By Rev. Dr. Donna Schaper
I live in both the Village and Upstate. Unlike Aesop’s two friends, the city mouse and the country mouse, I love both parts of my unbordered life. Whenever I think about the Village, I contemplate an older New York, one which was not too big not to fail. Whenever I think about the Hudson Valley, I envision that ubiquitous green map with the Hudson zipper up its middle. Westchester, Putnam, Dutchess, Sullivan on one side and Ulster, Rockland, Orange on the other.
Sometimes I think that all I have done is travel from West to East, Ulster to Dutchess. I wonder if that has generated enough miles to warrant a magnitude. I was born in Ulster and now “weekend” and “summer” in Dutchess. I also go up and down the ribbon to work here in this marvelous village, nesting within a great city. I have a native streak, up and down the Hudson of my birth and my present. I think of this area as a fluid region, not a strict upstate or downstate zone.
Other times, I realize that I have been all around the world, most recently, and bashfully, using frequent flyer miles to attend the UNCOP21 conference on climate change. This is where we carbon sinners gathered to cleanse ourselves. Notably on that venture, I spent one night in Iceland (my first visit there) and did not have the vodka for breakfast.
Now, let me recall a few United Nations-type issues and sub-topics. Global warming. Whether wine can be grown if sea level temperatures rise above 2 degrees Celsius. That seemed to be particularly important to the wine shops near the conference center, which were frequented by a dazzling array of internationals. Whether people should demonstrate in the streets or not, given the terrorist incident that occurred two weeks before the monumental international conference began. The people responded by placing their shoes in the street. That struck me as nearly as innovative as the ideas circulating in the conference display area. Their imagination reminded me of the inventive brainpower of my Village home.
To get a free smoothie, you could bike to provide the energy to power the blender. To charge your cell phone, you could do the same. To drink coffee from a packet made of completely recycled materials, you could visit a booth that both pouched the coffee in friendship with the environment and also grew oyster mushrooms using the same post-natural material. I know where to find oyster mushrooms in each of the above named counties but not everyone has the privilege of living there. I also transport my mushroom finds to Village restaurants; they even pay for them.

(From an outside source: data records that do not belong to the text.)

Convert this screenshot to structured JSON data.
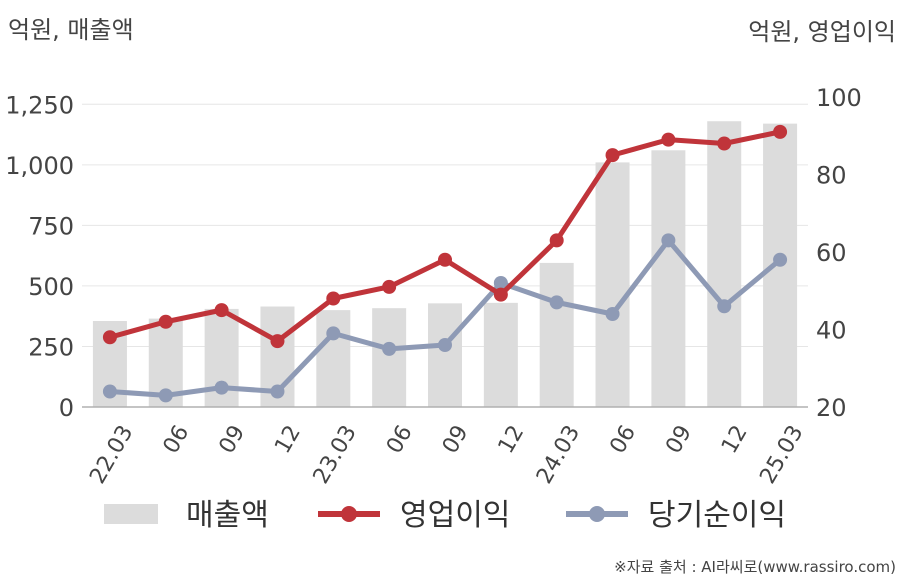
{
  "chart_data": {
    "type": "bar",
    "title": "",
    "y_left_label": "억원, 매출액",
    "y_right_label": "억원, 영업이익",
    "categories": [
      "22.03",
      "06",
      "09",
      "12",
      "23.03",
      "06",
      "09",
      "12",
      "24.03",
      "06",
      "09",
      "12",
      "25.03"
    ],
    "y_left_ticks": [
      "0",
      "250",
      "500",
      "750",
      "1,000",
      "1,250"
    ],
    "y_right_ticks": [
      "20",
      "40",
      "60",
      "80",
      "100"
    ],
    "ylim_left": [
      0,
      1280
    ],
    "ylim_right": [
      20,
      100
    ],
    "grid": true,
    "legend_position": "bottom",
    "series": [
      {
        "name": "매출액",
        "type": "bar",
        "axis": "left",
        "color": "#dcdcdc",
        "values": [
          355,
          365,
          405,
          415,
          400,
          408,
          428,
          430,
          595,
          1010,
          1060,
          1180,
          1170
        ]
      },
      {
        "name": "영업이익",
        "type": "line",
        "axis": "right",
        "color": "#c0343a",
        "values": [
          38,
          42,
          45,
          37,
          48,
          51,
          58,
          49,
          63,
          85,
          89,
          88,
          91
        ]
      },
      {
        "name": "당기순이익",
        "type": "line",
        "axis": "right",
        "color": "#8e9ab5",
        "values": [
          24,
          23,
          25,
          24,
          39,
          35,
          36,
          52,
          47,
          44,
          63,
          46,
          58
        ]
      }
    ],
    "source": "※자료 출처 : AI라씨로(www.rassiro.com)"
  }
}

The most exciting idea at the conference came from the “Green leap frog strategy.” It argued that second and third world countries could circumvent the old fossil fuel-based economy and their jobs and arrive at all green energy solutions. They would simply have to skip the Industrial Revolution. It occurred to me that we could do that Upstate as well, especially since many people south of us already view us as primitive other worlders. Plus, we have the land. The Village is also considered a little bit different, thank God. We are also oddly out in the great high rise of New York City. Imagination and land? Who needs anything else?